Человек, «как кур в ощип», попал в руки подхалимов, обернувшихся шакалами, тупых, злых мещан. Тут раскрывается до конца драматическая тема. Вахтангов требует от Басова, чтобы тот изо всех сил души произносил горячий монолог незаслуженно униженного честного человека.

И заключительную фразу: «Человек, выведи меня! Че-ло-ве-ек!» — Басов поднимает до крика, переходящего в вопль, полный боли и гнева, Грозное обобщение разрывает ткань мелкого бытового правдоподобия и потрясает. Возникает ощущение, что капитан зовёт на помощь Человека с большой буквы. От имени задыхающегося, душевного, глубоко раненного простого гражданина он призывает вывести людей из этого кошмарного общества свиных рыл, защитить попранное человеческое достоинство и честь.

Забавный скандал, происшедший на мещанской свадьбе, перерастает в трагическое событие. «В „Свадьбе“ есть „Пир во время чумы“, — записывает Вахтангов. — Эти зачумлённые уже не знают, что чума прошла, что человечество раскрепощается…»

Чеховская «Свадьба» в его руках открыто, сатирически-подчёркнуто разит психологию обывателя, обличая пошлость его душевного мира. Приёмы постановщика на этот раз подобны обнажённой шпаге в бою.
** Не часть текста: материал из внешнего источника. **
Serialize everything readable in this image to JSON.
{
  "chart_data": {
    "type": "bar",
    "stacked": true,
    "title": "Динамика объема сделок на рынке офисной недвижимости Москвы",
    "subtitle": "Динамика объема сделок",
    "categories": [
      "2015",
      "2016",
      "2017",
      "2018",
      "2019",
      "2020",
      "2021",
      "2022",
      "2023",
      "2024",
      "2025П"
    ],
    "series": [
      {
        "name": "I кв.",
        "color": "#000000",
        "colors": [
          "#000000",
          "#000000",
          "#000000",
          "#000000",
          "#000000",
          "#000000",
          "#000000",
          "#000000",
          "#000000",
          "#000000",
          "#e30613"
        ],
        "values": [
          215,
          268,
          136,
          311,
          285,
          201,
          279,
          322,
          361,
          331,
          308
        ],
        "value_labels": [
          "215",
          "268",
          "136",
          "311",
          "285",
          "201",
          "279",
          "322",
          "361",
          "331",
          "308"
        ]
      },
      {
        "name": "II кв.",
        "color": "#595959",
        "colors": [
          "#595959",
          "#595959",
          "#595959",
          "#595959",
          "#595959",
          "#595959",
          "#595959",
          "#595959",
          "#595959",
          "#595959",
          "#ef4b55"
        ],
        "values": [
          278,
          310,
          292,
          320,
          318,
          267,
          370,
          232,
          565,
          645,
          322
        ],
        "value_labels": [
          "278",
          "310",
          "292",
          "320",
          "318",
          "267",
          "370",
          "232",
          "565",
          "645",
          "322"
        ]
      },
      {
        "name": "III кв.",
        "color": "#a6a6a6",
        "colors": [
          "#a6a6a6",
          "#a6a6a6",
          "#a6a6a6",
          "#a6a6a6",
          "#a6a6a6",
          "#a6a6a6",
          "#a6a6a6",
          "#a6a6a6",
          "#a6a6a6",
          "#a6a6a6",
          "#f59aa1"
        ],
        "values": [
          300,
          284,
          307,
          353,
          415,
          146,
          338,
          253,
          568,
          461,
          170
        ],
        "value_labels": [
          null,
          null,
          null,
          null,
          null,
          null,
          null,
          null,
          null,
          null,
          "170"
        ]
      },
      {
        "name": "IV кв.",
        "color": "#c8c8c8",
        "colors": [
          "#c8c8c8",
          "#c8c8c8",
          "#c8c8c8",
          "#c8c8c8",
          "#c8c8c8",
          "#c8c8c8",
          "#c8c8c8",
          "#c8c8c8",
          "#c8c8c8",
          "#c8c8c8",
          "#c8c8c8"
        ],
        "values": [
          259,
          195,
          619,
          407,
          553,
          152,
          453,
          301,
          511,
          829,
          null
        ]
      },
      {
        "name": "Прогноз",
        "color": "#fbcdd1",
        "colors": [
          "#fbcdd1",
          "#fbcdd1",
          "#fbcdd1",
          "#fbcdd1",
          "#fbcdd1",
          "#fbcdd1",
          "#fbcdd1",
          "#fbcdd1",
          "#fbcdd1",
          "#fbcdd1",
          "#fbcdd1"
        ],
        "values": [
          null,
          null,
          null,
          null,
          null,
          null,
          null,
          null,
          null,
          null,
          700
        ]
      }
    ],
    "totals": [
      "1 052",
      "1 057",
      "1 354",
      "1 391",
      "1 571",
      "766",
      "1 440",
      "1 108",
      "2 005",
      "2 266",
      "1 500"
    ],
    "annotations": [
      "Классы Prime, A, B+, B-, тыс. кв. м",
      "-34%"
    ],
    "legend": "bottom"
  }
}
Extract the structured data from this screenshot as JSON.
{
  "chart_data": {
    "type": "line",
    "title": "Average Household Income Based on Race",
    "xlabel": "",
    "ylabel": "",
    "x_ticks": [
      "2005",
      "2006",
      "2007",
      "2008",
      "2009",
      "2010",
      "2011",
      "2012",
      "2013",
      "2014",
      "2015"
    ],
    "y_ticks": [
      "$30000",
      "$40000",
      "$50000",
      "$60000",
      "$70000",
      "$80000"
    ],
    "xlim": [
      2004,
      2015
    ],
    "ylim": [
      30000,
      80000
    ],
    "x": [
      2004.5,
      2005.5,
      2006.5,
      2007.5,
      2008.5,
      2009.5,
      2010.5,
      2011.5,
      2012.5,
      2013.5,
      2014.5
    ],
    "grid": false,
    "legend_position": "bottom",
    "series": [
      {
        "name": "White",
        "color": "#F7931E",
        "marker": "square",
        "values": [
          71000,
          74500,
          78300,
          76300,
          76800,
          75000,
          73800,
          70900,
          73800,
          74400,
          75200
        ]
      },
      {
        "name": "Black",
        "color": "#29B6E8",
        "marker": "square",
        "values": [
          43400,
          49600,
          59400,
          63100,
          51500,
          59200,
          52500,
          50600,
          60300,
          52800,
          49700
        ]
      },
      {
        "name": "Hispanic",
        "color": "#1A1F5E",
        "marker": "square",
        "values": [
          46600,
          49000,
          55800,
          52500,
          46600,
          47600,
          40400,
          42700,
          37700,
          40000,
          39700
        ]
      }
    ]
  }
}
Кое-что неизбежно остаётся в игре актёров сыроватым, схематичным. Режиссёр не может сделать больше того, на что способны исполнители. Кое в чём упрощённо прямолинейны, схематичны приёмы самого Вахтангова, ищущего новых, бьющих в цель, резких театральных форм и ярких красок. Это происходит в годы, когда Владимир Маяковский «шершавым языком плаката» вылизывает «чахоткины плевки» и яростно, наотмашь, дерётся в «Окнах РОСТА» с многочисленными внешними и внутренними врагами молодой советской власти; в годы широкого распространения театральных однодневок-«агиток»; в годы, когда обнажённая агитационность и плакатность не считаются пороком и на сцене, — не может быть порочным обнажённое, злободневное, необходимое оружие. Одним словом, некоторая упрощённость вахтанговской «Свадьбы» объясняется так же веяниями дня.